An AAP functionary talked to thePrint on the reason why AAP has adopted Singh as one its national personas. “After coming to power in 2014, Prime Minister Narendra Modi put Gandhi at the centre of his governance and executive policies — starting with the ‘Swachh Bharat’ mission. The AAP definitely needed a different legacy. Embracing Bhagat Singh had an advantage. Unlike Gandhi, who also has haters in certain political sections affiliated to the right wing, Bhagat Singh is respected both by the Right and the Left. Bhagat Singh is respected across the nation and his legacy does not polarise voters,” he said.

AAP’s Reverence to Leader

The party has emphasised carrying on the legacy of two figures – Dr BR Ambedkar and Bhagat Singh – from India’s independence struggle, hoping that this will provide it with a nationalistic identity distinct from established parties such as the Congress and the Bharatiya Janata Party, a report by the Week states.

After the AAP’s victory in Punjab assembly elections, the oath-taking of Bhagwant Mann as Punjab’s new chief minister took place not at the Raj Bhawan in Chandigarh, as has been customary, but at Khatkar Kalan, Bhagat Singh’s birthplace. Mann, who describes himself as a fervent supporter of the revolutionary, always wears a yellow turban in his honour. And AAP leaders in the state have made the yellow turban a fashion statement.

However, the popular and much circulated picture of freedom fighter Bhagat Singh in a yellow turban is based on a 1975 painting. In reality, the revolutionary, who was only 23 when he was hanged on March 23, 1931, never wore a yellow turban, historians have said.

The Mann government has also Bhagat Singh’s martyrdom day as a public holiday. Delhi CM and AAP chief Arvind Kejriwal had announced that only photographs of Ambedkar and Bhagat Singh would be displayed in Delhi government offices. Later, it was clarified that photos of Mahatma Gandhi would remain in the offices. Portraits of Ambedkar and Bhagat Singh can be seen in the background of Kejriwal and Mann’s virtual press conferences.

A Common Hero

AAP has not been the only political party to have honoured Bhagat Singh. The Bharatiya Janata Party’s (BJP) demand for a Bharat Ratna for former Prime Minister Atal Bihari Vajpayee met with opposition from the RSS, which suggested that “Bhagat Singh or the Indian soldier” deserved the country’s highest civilian honour, a report by thePrint highlighted.

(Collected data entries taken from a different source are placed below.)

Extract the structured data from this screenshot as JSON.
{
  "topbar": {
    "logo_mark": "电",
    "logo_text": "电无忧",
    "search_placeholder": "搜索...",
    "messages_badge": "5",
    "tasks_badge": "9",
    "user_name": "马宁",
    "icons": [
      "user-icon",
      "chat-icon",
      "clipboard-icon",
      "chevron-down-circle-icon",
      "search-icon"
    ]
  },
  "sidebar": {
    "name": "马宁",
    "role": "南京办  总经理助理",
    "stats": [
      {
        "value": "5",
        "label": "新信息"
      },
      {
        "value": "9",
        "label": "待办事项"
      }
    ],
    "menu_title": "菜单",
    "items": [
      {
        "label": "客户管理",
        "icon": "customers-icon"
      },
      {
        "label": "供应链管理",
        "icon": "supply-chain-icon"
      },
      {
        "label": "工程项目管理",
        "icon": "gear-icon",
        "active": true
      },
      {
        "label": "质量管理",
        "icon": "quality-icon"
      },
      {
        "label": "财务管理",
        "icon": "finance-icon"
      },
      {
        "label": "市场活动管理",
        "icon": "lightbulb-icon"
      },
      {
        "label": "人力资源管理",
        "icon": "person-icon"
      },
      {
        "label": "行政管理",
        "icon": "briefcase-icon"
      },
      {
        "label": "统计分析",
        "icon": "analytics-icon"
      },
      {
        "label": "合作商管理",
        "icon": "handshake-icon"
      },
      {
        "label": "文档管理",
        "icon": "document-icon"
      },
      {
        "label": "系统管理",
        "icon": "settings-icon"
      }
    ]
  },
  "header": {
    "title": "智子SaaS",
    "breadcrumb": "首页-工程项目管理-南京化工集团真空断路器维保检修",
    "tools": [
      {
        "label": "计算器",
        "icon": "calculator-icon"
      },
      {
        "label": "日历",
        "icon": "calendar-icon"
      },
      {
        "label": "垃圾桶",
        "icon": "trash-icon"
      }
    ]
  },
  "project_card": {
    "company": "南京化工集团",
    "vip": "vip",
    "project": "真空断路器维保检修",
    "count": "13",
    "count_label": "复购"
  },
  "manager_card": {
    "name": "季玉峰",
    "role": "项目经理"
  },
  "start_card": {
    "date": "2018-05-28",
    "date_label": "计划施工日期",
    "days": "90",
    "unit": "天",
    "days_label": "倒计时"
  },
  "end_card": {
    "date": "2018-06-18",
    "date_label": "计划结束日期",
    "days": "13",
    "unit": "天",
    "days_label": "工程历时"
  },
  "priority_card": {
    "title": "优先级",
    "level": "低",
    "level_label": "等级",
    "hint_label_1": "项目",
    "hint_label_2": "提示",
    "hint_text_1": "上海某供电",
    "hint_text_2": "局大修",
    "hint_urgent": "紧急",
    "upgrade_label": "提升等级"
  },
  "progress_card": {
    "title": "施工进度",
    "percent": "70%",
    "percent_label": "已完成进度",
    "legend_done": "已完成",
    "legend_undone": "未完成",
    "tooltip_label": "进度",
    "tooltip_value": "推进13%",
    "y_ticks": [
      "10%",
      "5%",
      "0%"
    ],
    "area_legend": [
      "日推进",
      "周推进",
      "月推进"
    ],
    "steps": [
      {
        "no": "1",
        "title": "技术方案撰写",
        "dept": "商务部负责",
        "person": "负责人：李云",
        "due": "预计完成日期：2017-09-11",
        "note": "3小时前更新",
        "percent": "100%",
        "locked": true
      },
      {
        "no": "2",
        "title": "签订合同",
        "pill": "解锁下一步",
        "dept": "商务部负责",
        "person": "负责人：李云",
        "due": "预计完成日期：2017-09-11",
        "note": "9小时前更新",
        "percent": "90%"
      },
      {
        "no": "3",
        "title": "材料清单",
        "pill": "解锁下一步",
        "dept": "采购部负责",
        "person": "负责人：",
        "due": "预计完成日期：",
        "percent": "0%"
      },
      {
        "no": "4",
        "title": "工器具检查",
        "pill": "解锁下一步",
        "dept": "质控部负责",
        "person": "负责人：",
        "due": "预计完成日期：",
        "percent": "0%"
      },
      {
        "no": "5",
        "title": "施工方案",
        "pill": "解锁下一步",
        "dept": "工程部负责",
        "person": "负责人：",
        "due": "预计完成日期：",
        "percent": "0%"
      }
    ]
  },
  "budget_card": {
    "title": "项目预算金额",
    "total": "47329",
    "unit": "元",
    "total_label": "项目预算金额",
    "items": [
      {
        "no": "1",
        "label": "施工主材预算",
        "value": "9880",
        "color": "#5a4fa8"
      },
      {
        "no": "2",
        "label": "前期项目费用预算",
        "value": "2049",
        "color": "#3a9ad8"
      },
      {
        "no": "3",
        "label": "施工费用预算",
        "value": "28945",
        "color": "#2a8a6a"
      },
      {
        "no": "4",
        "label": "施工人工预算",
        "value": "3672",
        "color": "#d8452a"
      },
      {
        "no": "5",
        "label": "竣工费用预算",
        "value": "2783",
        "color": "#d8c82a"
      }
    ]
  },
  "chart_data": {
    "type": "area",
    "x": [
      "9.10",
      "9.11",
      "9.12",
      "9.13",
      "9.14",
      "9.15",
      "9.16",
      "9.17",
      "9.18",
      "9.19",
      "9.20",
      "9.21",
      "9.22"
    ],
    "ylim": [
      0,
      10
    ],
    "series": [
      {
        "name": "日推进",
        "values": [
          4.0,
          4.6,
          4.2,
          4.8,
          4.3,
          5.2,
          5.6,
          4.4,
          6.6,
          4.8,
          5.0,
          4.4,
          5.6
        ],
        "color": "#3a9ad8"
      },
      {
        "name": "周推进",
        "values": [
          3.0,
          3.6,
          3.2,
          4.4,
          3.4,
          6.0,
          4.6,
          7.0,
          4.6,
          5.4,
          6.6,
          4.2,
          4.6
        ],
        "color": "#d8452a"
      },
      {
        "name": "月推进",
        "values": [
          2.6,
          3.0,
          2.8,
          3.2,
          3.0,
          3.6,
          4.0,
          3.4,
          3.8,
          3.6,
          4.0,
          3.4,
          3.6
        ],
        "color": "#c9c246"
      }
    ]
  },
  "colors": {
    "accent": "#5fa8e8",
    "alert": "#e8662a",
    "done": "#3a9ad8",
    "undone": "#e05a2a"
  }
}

And in 2015, Narendra Modi became the second prime minister to visit Hussainiwala while wearing a basanti turban. Previously, as the PM candidate in 2013, he chose to release a book about Singh’s prison diary, despite the fact that it is a part treatise on his Leftist ideology, Indian Express reported.

Going further past, on March 23, 1985, months after PM Indira Gandhi’s assassination, then Prime Minister Rajiv Gandhi sought to invoke Bhagat Singh when he visited the National Martyrs’ Memorial at Hussainiwala in Ferozepur district.

However, not just political parties or outfits, the freedom fighter had been revered by farm union leaders during their protest against the Centre’s farm laws as well. The farm leaders have blamed the Aam Aadmi Party for appropriating Singh’s image while not following upon his ideals.